I will perform the first-ever direct assessment of numbers of malaria parasites ejected by mosquitoes in relation to natural gametocyte densities. Using novel genotyping approaches, longitudinal sampling of infections at unsurpassed resolution and state-of-the art analytical approaches, I will perform the most comprehensive molecular evaluation of malaria transmission in a real community ever performed. Lastly, I will quantify the impact of immune responses that reduce gametocyte density and infectivity by novel immune-profiling approaches and mathematical transmission models. "Understanding who sustains pathogen transmission is important for all infectious diseases. For COVID-19, information on the importance of non-symptomatic individuals in spreading the virus is important for public health measures. This is the same for the malaria parasite. The QUANTUM project will quantify who is responsible for malaria transmission (for giving rise to secondary infections. In the laboratories in Burkina Faso and Uganda, we will examine what makes an infectious mosquito by examining how many malaria parasites are injected by malaria-infected mosquitoes. This will be related to characteristics of the human donor who infected the mosquito (e.g. was this a clinical case or an asymptomatic malaria-infected individual). In The Gambia, we will examine transmission networks in villages where malaria is endemic. We will aim to quantify the number of secondary infections arising from different human populations. Lastly, we will examine the impact of human anti-gametocyte immunity on malaria transmission and gametocyte production. Together, these data will help inform malaria control programs on what populations need to be prioritized for malaria interventions for maximum impact. In addition, the project will inform on the utility and potency of natural and vaccine-induced anti-gametocyte immunity in curbing malaria transmission. Since the start of the project, experiments to help understand what makes an infectious mosquito have been performed using cultured malaria parasites and artificial skin tissue. This work will now be moved to field-settings.

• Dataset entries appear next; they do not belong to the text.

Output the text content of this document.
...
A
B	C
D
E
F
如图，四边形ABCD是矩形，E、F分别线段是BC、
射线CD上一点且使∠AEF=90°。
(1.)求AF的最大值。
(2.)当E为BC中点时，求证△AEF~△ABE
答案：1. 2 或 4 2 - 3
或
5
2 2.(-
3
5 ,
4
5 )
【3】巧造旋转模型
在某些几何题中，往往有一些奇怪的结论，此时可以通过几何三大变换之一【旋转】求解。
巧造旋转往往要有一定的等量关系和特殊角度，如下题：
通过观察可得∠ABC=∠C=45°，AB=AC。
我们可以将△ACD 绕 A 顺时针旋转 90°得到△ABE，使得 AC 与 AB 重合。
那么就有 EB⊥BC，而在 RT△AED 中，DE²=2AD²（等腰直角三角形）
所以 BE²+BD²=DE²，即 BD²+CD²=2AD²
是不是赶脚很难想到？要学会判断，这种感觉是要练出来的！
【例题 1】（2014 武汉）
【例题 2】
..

In The Gambia, villages have been selected for transmission network studies. Blood collection procedures were optimized to allow detailed genotyping from low parasite-density samples. Upcoming work will utilize this methodology to examine the genetic relatedness between infections as they appear in space and time.
To better understand gametocyte immunity, we optimized an assay to quantify recognition of activated malaria transmission stages (gametes) that is now utilized on archived samples to better understand the kinetics and functionality of anti-gametocyte immunity."